I proceeded to tell her that she doesn’t actually know everything, none of us do. And that Mommy tells her things as she’s ready to learn them. Like how, just hours before, when trying to (sort of) explain death to her I have to tell her things in ways she’ll understand. (that one flopped… “If I die, you’ll have to buy a new Kathryn”). 

I probably have lots of epiphanies when parenting, but this one felt especially paramount. 

How often do I want to understand all the things (and to think that I might even know all the things), only to be reminded that, actually, I don’t. And, actually, God’s best for me might mean not explaining the very thing I feel so desperate to know. Because maybe I won’t understand it yet. Maybe I just can’t understand it. 

Maybe, like my small, smart, beautiful daughter, I’m just unable to fully grasp the concepts and the constructs that God, the Creator of the world, is working within. Perhaps I’m not ready. Perhaps knowing the whole truth isn’t beneficial, but actually harmful. Perhaps knowing all the logistics about how everything will work out isn’t necessary to know… I just have to get in the van and ride. My dad will take care of the details. 

And how often does learning require repetition? How many times do I count to 50 with her? How many times do I tell her to stay in her seat at dinner? 

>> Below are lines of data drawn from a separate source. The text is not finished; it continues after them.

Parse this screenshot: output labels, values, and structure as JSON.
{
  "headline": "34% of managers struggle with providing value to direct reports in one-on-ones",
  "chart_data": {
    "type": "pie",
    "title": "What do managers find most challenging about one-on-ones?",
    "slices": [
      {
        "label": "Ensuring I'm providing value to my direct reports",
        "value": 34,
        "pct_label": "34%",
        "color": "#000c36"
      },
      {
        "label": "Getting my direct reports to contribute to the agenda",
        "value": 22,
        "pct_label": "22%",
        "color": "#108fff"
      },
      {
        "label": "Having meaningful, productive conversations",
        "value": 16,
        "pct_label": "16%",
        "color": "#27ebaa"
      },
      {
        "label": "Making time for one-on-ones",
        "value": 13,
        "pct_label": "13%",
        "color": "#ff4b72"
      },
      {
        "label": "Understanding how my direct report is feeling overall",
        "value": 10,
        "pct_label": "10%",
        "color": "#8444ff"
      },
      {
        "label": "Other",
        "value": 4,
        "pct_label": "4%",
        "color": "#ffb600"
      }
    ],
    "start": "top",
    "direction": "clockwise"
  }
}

Perhaps our gravest error is to think we’ve learned anything at all. To think we “know everything”. Instead of approaching life with a posture of humility, eager to learn about the world, eager to learn about the Lord – a constant recognition that we still have so far to go

Maybe then…

Maybe then I’d be the type of person who meets adversity with trust instead of the facade of control. A type of surrender, really. “God, I have no idea why this is happening and it literally makes no sense to me… but to You, God, with infinite wisdom, foresight and sovereignty… I believe that it does.” 

And to believe that He is still good. 

Because Kathryn does. Even when consequences arise, even when she doesn’t understand why she’s being told to do something, even when she doesn’t understand the concepts that have very real implications on her life…

She still believes that I’m good.

She still loves me. 

She still trusts me. 

It’s one the most humbling things I’ve ever encountered. 

My arms are the arms she wants holding her. My hugs are the last ones she wants at night. She lives in a world where she doesn’t have to know what she will eat each day, but she knows that she will. She exists in such a way where she can be screaming in my face one second, but snuggled against my chest the next. It’s a safety, a trust, that comes when you truly know you can be at your worst and still loved and cared for. 

Faith of a child. 

Always teaching us, challenging us, reminding us. 

We may never know… and maybe that’s okay. 

But may we still believe Him to be a God who is for us, even when it feels like He may be against us. Because somehow my daughter can grasp that about me… how I long to do the same toward Him. 

Humanity – learning everything, over and over and over again.